For more details, please see the full report which is on the CQC website at www.cqc.org.uk
Rating at last inspection and update
The last rating for this service was inadequate (published 24 November 2023) and there were breaches of regulations. The provider completed an action plan after the last inspection to show what they would do and by when to improve. At this inspection we found improvements had been made but the provider remained in breach of regulations.
This service has been in Special Measures since 23 November 2023. On 21 June 2023, we imposed urgent conditions on the provider's registration to ensure that risks relating to choking, malnutrition and dehydration were safely managed. We also requested the provider reviewed their quality assurance systems to ensure effective oversight of these risks, and that the relevant investigations were completed. We requested the service provided regular updates to CQC. We also restricted any new admissions to the service. During this inspection the provider demonstrated that improvements have been made. The service is no longer rated as inadequate overall or in any of the key questions. Therefore, this service is no longer in Special Measures and the conditions imposed have been removed.
Why we inspected
This inspection was carried out to follow up on action we told the provider to take at the last inspection.

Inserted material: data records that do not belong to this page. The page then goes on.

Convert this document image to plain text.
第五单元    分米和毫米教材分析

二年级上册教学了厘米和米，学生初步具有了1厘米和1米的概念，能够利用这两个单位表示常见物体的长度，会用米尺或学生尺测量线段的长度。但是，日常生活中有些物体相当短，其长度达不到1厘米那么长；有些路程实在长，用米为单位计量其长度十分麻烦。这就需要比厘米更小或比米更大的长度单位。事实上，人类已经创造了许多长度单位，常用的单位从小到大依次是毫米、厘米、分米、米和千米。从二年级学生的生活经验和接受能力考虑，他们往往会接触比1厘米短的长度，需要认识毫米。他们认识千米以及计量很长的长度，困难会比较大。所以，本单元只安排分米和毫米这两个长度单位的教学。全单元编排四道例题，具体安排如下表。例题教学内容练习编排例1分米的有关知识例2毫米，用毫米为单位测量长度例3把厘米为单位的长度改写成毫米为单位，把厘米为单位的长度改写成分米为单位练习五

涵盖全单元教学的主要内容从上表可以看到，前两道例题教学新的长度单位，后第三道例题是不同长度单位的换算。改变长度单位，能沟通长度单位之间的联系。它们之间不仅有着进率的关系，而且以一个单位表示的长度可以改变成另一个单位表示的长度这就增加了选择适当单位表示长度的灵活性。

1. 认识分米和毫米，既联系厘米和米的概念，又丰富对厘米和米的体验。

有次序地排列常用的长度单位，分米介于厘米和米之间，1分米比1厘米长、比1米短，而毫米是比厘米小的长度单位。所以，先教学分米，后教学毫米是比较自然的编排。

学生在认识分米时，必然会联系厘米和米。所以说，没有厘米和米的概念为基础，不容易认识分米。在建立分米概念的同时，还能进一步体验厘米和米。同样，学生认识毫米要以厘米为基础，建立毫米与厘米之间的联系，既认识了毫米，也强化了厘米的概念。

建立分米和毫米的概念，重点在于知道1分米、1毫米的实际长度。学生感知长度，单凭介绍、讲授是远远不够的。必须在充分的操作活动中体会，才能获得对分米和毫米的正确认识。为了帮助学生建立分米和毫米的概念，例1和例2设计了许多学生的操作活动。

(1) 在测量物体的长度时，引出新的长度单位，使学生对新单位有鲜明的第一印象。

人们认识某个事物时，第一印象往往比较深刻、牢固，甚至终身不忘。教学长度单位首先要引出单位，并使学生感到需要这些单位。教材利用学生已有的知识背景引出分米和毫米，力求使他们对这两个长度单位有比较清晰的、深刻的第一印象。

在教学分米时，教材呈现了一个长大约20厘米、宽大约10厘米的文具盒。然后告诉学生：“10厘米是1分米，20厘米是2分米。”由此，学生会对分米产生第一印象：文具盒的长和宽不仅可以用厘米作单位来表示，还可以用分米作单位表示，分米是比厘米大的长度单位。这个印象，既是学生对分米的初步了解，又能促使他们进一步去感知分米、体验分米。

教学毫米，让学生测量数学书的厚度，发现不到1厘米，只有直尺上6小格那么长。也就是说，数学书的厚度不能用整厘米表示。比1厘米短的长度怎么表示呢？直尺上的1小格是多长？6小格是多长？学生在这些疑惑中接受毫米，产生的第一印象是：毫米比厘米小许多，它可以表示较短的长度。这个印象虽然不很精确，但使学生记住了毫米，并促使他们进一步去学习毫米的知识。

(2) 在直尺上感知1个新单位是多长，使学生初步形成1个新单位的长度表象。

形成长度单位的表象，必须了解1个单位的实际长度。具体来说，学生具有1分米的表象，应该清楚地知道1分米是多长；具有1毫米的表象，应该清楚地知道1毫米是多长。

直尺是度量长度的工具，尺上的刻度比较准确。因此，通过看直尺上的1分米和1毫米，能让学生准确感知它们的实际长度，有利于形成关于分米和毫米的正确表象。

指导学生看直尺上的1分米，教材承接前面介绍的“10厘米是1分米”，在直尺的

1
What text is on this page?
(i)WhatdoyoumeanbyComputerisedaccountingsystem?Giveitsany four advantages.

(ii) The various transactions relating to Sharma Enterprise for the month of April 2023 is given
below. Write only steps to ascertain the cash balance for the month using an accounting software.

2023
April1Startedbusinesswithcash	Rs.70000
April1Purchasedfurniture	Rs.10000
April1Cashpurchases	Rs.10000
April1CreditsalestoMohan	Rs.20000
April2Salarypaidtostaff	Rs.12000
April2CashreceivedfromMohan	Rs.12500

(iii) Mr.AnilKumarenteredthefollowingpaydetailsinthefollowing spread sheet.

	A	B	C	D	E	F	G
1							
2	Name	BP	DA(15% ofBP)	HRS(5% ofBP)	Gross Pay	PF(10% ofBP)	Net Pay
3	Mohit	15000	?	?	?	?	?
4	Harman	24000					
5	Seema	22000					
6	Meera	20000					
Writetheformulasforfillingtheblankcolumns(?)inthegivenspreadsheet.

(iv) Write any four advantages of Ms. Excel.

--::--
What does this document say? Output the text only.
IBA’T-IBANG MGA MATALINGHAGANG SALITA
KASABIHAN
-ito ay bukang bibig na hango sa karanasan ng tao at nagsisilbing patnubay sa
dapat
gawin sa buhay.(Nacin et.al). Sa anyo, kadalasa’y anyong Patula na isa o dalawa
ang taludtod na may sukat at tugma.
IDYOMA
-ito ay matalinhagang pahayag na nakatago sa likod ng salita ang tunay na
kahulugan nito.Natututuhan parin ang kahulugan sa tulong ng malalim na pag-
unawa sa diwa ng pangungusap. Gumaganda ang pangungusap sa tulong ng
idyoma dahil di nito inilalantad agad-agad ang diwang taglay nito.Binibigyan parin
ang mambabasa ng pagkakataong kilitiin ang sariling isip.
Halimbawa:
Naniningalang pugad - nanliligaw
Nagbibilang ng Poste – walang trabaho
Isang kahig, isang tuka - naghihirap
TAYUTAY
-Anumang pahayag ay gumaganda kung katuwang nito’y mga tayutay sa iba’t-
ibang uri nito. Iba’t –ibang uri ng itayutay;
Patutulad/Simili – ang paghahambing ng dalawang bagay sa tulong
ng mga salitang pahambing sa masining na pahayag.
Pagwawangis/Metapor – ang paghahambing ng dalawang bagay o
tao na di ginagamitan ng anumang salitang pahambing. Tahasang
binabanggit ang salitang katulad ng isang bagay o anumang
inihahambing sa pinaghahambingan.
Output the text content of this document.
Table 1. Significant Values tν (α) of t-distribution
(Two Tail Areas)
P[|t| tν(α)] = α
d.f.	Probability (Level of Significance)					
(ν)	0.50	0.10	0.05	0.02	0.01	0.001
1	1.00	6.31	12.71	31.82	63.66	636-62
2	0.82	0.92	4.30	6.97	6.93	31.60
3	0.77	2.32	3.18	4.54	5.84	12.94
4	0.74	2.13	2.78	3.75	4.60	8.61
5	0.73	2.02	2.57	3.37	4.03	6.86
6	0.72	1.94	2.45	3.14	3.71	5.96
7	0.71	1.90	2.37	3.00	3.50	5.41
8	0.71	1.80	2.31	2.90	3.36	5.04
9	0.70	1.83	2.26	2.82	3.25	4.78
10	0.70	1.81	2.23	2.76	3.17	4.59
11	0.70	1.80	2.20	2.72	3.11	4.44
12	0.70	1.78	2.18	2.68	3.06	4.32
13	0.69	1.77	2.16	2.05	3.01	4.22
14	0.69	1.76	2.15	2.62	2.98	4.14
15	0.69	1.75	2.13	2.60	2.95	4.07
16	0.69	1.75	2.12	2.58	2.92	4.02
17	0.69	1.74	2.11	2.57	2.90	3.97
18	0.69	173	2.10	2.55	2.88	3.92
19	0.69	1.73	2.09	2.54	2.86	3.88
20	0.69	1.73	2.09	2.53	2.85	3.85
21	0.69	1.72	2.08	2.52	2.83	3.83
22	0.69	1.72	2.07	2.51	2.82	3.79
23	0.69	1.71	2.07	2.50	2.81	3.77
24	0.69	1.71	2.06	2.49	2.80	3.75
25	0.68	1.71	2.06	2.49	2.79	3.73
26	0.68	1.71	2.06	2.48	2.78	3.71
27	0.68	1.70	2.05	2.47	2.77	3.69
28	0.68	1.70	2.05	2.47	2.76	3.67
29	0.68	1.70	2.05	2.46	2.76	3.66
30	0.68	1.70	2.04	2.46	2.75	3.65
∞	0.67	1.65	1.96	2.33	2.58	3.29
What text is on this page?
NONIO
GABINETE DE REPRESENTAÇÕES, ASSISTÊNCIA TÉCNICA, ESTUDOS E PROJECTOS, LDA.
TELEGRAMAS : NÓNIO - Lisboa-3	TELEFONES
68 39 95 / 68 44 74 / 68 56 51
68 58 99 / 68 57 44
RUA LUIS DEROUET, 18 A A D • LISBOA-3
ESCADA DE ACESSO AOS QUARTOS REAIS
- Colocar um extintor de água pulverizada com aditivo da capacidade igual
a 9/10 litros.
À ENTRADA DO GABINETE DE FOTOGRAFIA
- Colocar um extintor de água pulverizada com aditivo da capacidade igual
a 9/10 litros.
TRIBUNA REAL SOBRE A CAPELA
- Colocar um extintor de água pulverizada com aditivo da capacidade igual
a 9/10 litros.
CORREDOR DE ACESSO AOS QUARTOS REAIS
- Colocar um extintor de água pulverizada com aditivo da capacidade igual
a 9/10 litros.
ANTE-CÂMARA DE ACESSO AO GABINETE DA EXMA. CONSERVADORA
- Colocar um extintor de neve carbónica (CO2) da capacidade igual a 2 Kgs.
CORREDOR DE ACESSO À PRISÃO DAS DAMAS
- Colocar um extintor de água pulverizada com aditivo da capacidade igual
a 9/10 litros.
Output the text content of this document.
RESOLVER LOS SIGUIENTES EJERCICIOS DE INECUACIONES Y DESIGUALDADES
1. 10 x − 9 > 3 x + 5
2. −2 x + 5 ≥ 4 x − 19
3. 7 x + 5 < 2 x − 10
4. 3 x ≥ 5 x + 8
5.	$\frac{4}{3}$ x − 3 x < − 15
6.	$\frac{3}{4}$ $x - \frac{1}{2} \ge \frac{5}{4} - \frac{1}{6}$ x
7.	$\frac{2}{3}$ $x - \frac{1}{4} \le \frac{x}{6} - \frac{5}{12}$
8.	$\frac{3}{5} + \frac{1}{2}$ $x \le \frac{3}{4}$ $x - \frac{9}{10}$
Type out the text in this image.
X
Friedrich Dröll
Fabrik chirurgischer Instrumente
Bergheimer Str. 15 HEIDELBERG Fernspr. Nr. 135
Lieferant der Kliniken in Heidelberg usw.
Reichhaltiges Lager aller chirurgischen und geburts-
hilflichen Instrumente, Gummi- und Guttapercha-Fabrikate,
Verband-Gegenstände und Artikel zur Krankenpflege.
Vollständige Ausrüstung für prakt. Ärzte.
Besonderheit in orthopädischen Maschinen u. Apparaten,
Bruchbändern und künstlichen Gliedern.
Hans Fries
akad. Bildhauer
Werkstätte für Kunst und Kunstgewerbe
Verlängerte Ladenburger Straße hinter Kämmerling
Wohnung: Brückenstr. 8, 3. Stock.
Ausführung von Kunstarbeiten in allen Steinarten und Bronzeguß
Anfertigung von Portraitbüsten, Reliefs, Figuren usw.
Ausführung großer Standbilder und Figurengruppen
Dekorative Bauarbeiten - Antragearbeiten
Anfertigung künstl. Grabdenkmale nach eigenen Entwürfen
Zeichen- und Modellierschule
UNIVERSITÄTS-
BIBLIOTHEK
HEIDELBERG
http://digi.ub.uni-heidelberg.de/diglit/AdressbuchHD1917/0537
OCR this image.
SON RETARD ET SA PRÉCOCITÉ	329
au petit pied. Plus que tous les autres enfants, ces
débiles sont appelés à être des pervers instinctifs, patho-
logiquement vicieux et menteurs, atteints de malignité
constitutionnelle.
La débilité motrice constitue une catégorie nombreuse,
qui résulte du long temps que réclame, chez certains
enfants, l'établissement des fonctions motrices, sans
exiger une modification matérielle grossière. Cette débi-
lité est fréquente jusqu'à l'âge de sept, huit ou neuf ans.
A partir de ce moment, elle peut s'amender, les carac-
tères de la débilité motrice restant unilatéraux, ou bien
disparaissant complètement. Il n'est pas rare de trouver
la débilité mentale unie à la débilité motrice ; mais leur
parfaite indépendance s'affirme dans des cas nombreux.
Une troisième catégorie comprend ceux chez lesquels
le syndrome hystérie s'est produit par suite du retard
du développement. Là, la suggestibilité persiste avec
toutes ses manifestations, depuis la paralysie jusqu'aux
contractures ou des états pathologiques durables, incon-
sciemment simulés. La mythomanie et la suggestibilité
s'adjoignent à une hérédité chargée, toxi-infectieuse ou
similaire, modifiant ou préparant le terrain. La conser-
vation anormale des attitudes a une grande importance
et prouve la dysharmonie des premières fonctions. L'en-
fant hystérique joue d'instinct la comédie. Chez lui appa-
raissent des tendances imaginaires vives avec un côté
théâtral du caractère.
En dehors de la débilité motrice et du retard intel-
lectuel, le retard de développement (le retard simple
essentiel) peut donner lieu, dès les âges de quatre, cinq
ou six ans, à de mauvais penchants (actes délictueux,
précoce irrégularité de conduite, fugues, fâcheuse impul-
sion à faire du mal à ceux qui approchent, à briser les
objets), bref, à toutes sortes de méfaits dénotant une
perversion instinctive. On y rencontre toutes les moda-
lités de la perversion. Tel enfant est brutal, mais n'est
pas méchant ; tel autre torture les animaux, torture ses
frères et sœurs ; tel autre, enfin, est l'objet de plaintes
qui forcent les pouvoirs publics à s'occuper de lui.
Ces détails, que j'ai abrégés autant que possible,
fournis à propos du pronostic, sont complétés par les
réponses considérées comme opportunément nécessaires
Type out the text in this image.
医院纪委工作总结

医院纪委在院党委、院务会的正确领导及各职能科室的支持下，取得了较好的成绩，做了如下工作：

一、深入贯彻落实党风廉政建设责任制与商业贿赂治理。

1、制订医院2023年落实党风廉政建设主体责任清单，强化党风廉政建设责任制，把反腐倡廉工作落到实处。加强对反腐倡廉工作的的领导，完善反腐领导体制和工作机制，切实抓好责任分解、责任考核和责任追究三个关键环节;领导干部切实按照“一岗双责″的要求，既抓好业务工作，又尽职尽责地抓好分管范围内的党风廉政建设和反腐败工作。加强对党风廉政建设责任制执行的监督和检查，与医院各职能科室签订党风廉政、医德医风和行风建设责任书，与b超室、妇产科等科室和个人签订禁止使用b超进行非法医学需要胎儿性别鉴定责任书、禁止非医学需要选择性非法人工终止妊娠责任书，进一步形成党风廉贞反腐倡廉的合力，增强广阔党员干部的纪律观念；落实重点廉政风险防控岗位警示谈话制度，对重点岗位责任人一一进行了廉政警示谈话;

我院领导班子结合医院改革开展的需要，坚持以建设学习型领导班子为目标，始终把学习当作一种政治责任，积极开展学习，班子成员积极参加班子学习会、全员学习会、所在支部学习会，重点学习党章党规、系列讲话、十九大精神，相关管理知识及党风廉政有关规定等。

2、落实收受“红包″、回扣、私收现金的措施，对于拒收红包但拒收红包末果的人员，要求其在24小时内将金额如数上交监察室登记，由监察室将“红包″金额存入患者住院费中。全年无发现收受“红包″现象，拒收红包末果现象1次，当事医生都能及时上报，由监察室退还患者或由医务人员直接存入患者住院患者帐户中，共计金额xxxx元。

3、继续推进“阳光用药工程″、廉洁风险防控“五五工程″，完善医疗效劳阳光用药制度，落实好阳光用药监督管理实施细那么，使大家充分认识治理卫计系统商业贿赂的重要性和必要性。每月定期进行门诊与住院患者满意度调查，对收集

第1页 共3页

We have found evidence that the provider needs to make improvements. Please see the safe, effective and well led sections of this full report. You can see what action we have asked the provider to take at the end of this full report.
Enforcement and Recommendations
We have identified breaches in relation to risk management, medicines and governance at this inspection.
Please see the action we have told the provider to take at the end of this report.
Follow up
We will request an action plan from the provider to understand what they will do to improve the standards of quality and safety. We will work alongside the provider and local authority to monitor progress. We will continue to monitor information we receive about the service, which will help inform when we next inspect.